Portugal’s 10-year bond yield has climbed since May, when the rate reached the lowest since 2010 and the country last sold bonds. Portugal’s 10-year bond yield is at 6.22 percent and the country pays 3.2 percent on its bailout loans. Its debt is ranked below investment grade by Fitch Ratings, Moody’s Investors Service and Standard & Poor’s.
The 2014 budget also includes measures on the revenue side totaling 994 million euros, including a new charge on diesel-fueled passenger cars and higher taxes on tobacco and alcohol. About 80 percent of the 5.3 billion-euro deficit-trimming effort in the 2013 budget came from revenue gains, including 3.7 billion euros of higher taxes.
The government next year plans to finish selling its shares in REN-Redes Energeticas Nacionais SA, which operates the country’s electricity and natural gas grids. It will also monitor market conditions to try to resume the sale of airline TAP SGPS SA, according to the 2014 budget proposal. This year it plans to sell as much as 70 percent of postal operator CTT-Correios de Portugal, partly through an initial public offering.
Albuquerque yesterday reaffirmed budget deficit targets of 5.5 percent of gross domestic product for this year and 4 percent for 2014. The government forecasts debt will peak at 127.8 percent of GDP this year.
If the country’s Constitutional Court blocks some measures planned for 2014 “the government would need to reformulate the draft budget in order to meet the agreed deficit target,” the EU and IMF said in a joint statement on Oct. 3. “This, however, would imply increasing risks to growth and employment and would reduce the prospects for a sustained return to financial markets.”

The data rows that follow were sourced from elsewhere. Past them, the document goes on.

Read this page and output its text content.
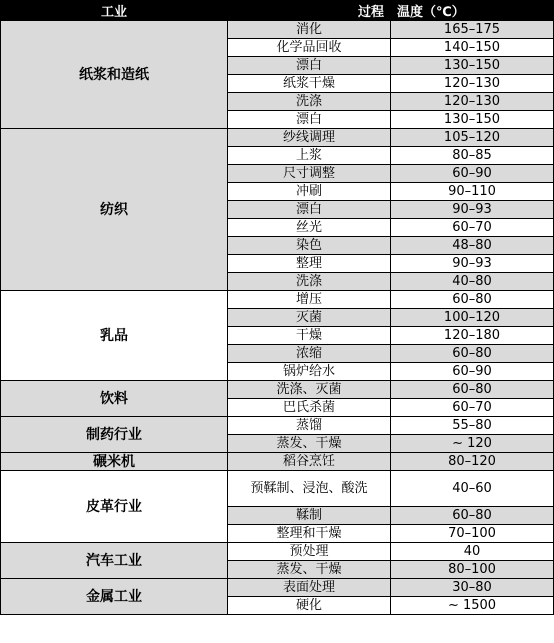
工业	过程	温度（℃）
纸浆和造纸	消化	165–175
	化学品回收	140–150
	漂白	130–150
	纸浆干燥	120–130
	洗涤	120–130
	漂白	130–150
纺织	纱线调理	105–120
	上浆	80–85
	尺寸调整	60–90
	冲刷	90–110
	漂白	90–93
	丝光	60–70
	染色	48–80
	整理	90–93
	洗涤	40–80
乳品	增压	60–80
	灭菌	100–120
	干燥	120–180
	浓缩	60–80
	锅炉给水	60–90
饮料	洗涤、灭菌	60–80
	巴氏杀菌	60–70
制药行业	蒸馏	55–80
	蒸发、干燥	~ 120
碾米机	稻谷烹饪	80–120
皮革行业	预鞣制、浸泡、酸洗	40–60
	鞣制	60–80
	整理和干燥	70–100
汽车工业	预处理	40
	蒸发、干燥	80–100
金属工业	表面处理	30–80
	硬化	~ 1500
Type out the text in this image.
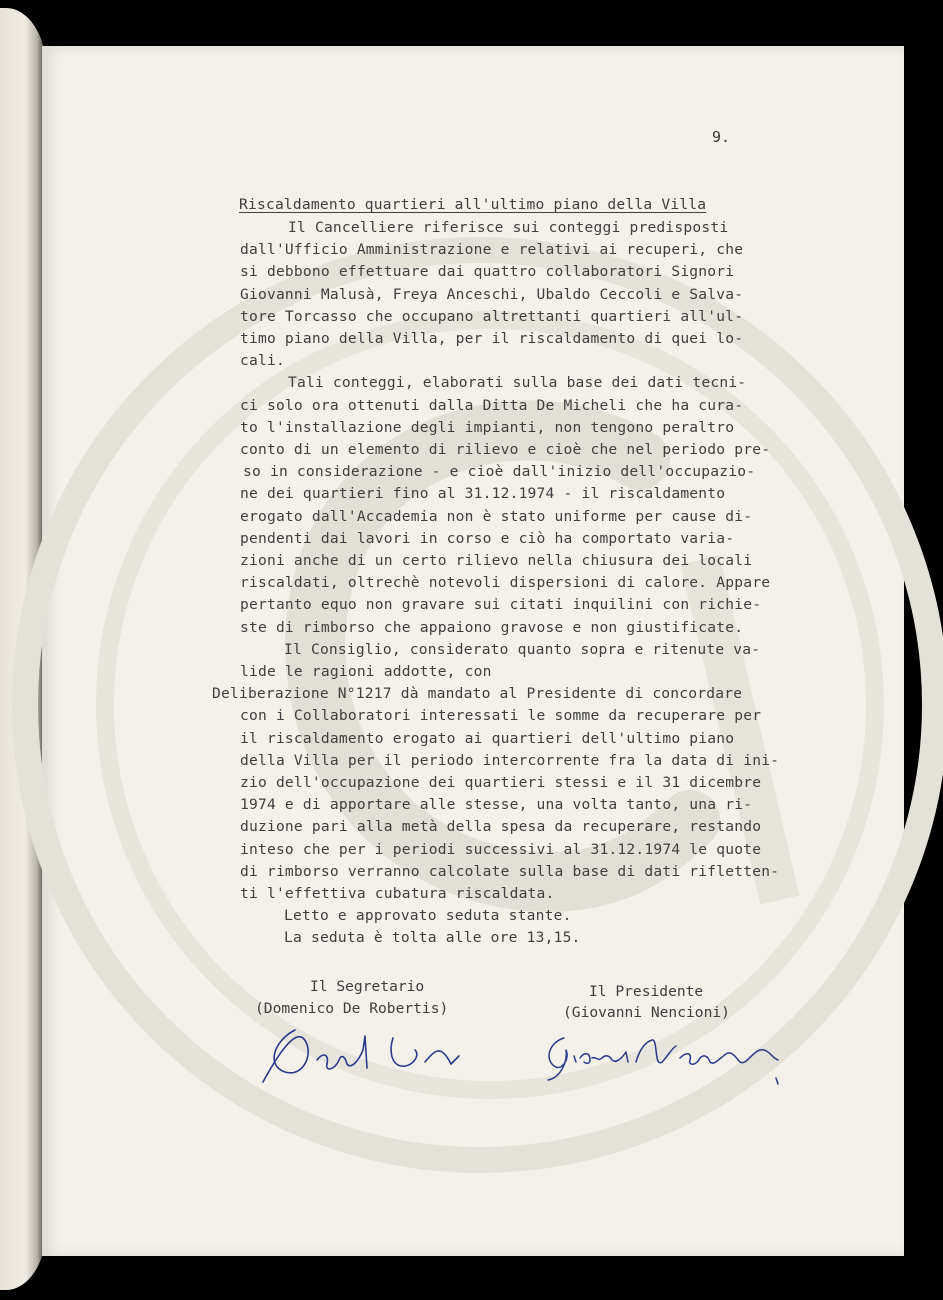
9.
Riscaldamento quartieri all'ultimo piano della Villa
Il Cancelliere riferisce sui conteggi predisposti
dall'Ufficio Amministrazione e relativi ai recuperi, che
si debbono effettuare dai quattro collaboratori Signori
Giovanni Malusà, Freya Anceschi, Ubaldo Ceccoli e Salva-
tore Torcasso che occupano altrettanti quartieri all'ul-
timo piano della Villa, per il riscaldamento di quei lo-
cali.
Tali conteggi, elaborati sulla base dei dati tecni-
ci solo ora ottenuti dalla Ditta De Micheli che ha cura-
to l'installazione degli impianti, non tengono peraltro
conto di un elemento di rilievo e cioè che nel periodo pre-
so in considerazione - e cioè dall'inizio dell'occupazio-
ne dei quartieri fino al 31.12.1974 - il riscaldamento
erogato dall'Accademia non è stato uniforme per cause di-
pendenti dai lavori in corso e ciò ha comportato varia-
zioni anche di un certo rilievo nella chiusura dei locali
riscaldati, oltrechè notevoli dispersioni di calore. Appare
pertanto equo non gravare sui citati inquilini con richie-
ste di rimborso che appaiono gravose e non giustificate.
Il Consiglio, considerato quanto sopra e ritenute va-
lide le ragioni addotte, con
Deliberazione N°1217 dà mandato al Presidente di concordare
con i Collaboratori interessati le somme da recuperare per
il riscaldamento erogato ai quartieri dell'ultimo piano
della Villa per il periodo intercorrente fra la data di ini-
zio dell'occupazione dei quartieri stessi e il 31 dicembre
1974 e di apportare alle stesse, una volta tanto, una ri-
duzione pari alla metà della spesa da recuperare, restando
inteso che per i periodi successivi al 31.12.1974 le quote
di rimborso verranno calcolate sulla base di dati rifletten-
ti l'effettiva cubatura riscaldata.
Letto e approvato seduta stante.
La seduta è tolta alle ore 13,15.
Il Segretario
(Domenico De Robertis)
Il Presidente
(Giovanni Nencioni)
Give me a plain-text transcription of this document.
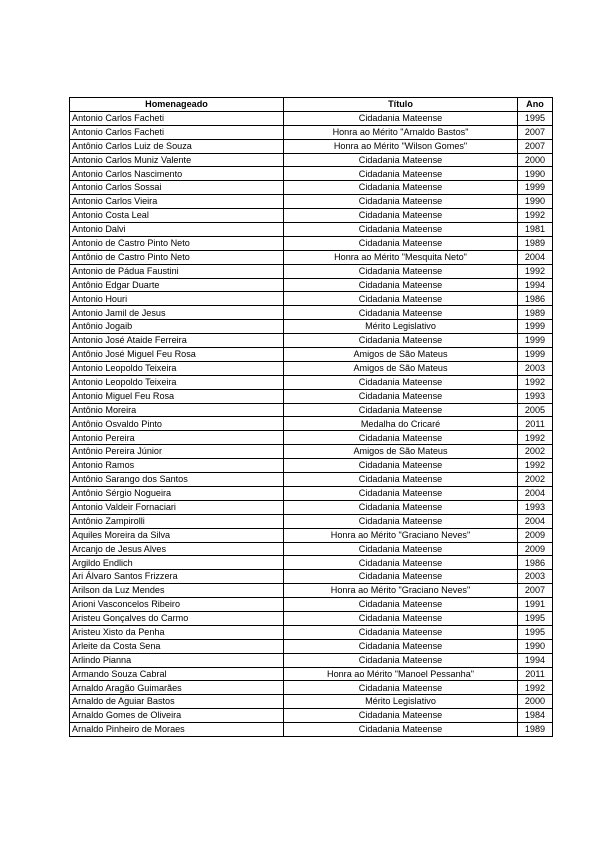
Homenageado	Título	Ano
Antonio Carlos Facheti	Cidadania Mateense	1995
Antonio Carlos Facheti	Honra ao Mérito "Arnaldo Bastos"	2007
Antônio Carlos Luiz de Souza	Honra ao Mérito "Wilson Gomes"	2007
Antonio Carlos Muniz Valente	Cidadania Mateense	2000
Antonio Carlos Nascimento	Cidadania Mateense	1990
Antonio Carlos Sossai	Cidadania Mateense	1999
Antonio Carlos Vieira	Cidadania Mateense	1990
Antonio Costa Leal	Cidadania Mateense	1992
Antonio Dalvi	Cidadania Mateense	1981
Antonio de Castro Pinto Neto	Cidadania Mateense	1989
Antônio de Castro Pinto Neto	Honra ao Mérito "Mesquita Neto"	2004
Antonio de Pádua Faustini	Cidadania Mateense	1992
Antônio Edgar Duarte	Cidadania Mateense	1994
Antonio Houri	Cidadania Mateense	1986
Antonio Jamil de Jesus	Cidadania Mateense	1989
Antônio Jogaib	Mérito Legislativo	1999
Antonio José Ataide Ferreira	Cidadania Mateense	1999
Antônio José Miguel Feu Rosa	Amigos de São Mateus	1999
Antonio Leopoldo Teixeira	Amigos de São Mateus	2003
Antonio Leopoldo Teixeira	Cidadania Mateense	1992
Antonio Miguel Feu Rosa	Cidadania Mateense	1993
Antônio Moreira	Cidadania Mateense	2005
Antônio Osvaldo Pinto	Medalha do Cricaré	2011
Antonio Pereira	Cidadania Mateense	1992
Antônio Pereira Júnior	Amigos de São Mateus	2002
Antonio Ramos	Cidadania Mateense	1992
Antônio Sarango dos Santos	Cidadania Mateense	2002
Antônio Sérgio Nogueira	Cidadania Mateense	2004
Antonio Valdeir Fornaciari	Cidadania Mateense	1993
Antônio Zampirolli	Cidadania Mateense	2004
Aquiles Moreira da Silva	Honra ao Mérito "Graciano Neves"	2009
Arcanjo de Jesus Alves	Cidadania Mateense	2009
Argildo Endlich	Cidadania Mateense	1986
Ari Álvaro Santos Frizzera	Cidadania Mateense	2003
Arilson da Luz Mendes	Honra ao Mérito "Graciano Neves"	2007
Arioni Vasconcelos Ribeiro	Cidadania Mateense	1991
Aristeu Gonçalves do Carmo	Cidadania Mateense	1995
Aristeu Xisto da Penha	Cidadania Mateense	1995
Arleite da Costa Sena	Cidadania Mateense	1990
Arlindo Pianna	Cidadania Mateense	1994
Armando Souza Cabral	Honra ao Mérito "Manoel Pessanha"	2011
Arnaldo Aragão Guimarães	Cidadania Mateense	1992
Arnaldo de Aguiar Bastos	Mérito Legislativo	2000
Arnaldo Gomes de Oliveira	Cidadania Mateense	1984
Arnaldo Pinheiro de Moraes	Cidadania Mateense	1989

The court on Aug. 29 blocked a proposal to end some state workers’ labor contracts that was part of a government plan to “requalify” some public-sector employees. The government on Sept. 12 presented changes to that plan to address the ruling.
Portugal on Oct. 3 raised its 2014 growth forecast to 0.8 percent from 0.6 percent. It expects GDP will shrink 1.8 percent this year. The unemployment rate will be 17.7 percent in 2014. Portugal’s economy expanded in the second quarter for the first time since 2010 as export growth accelerated.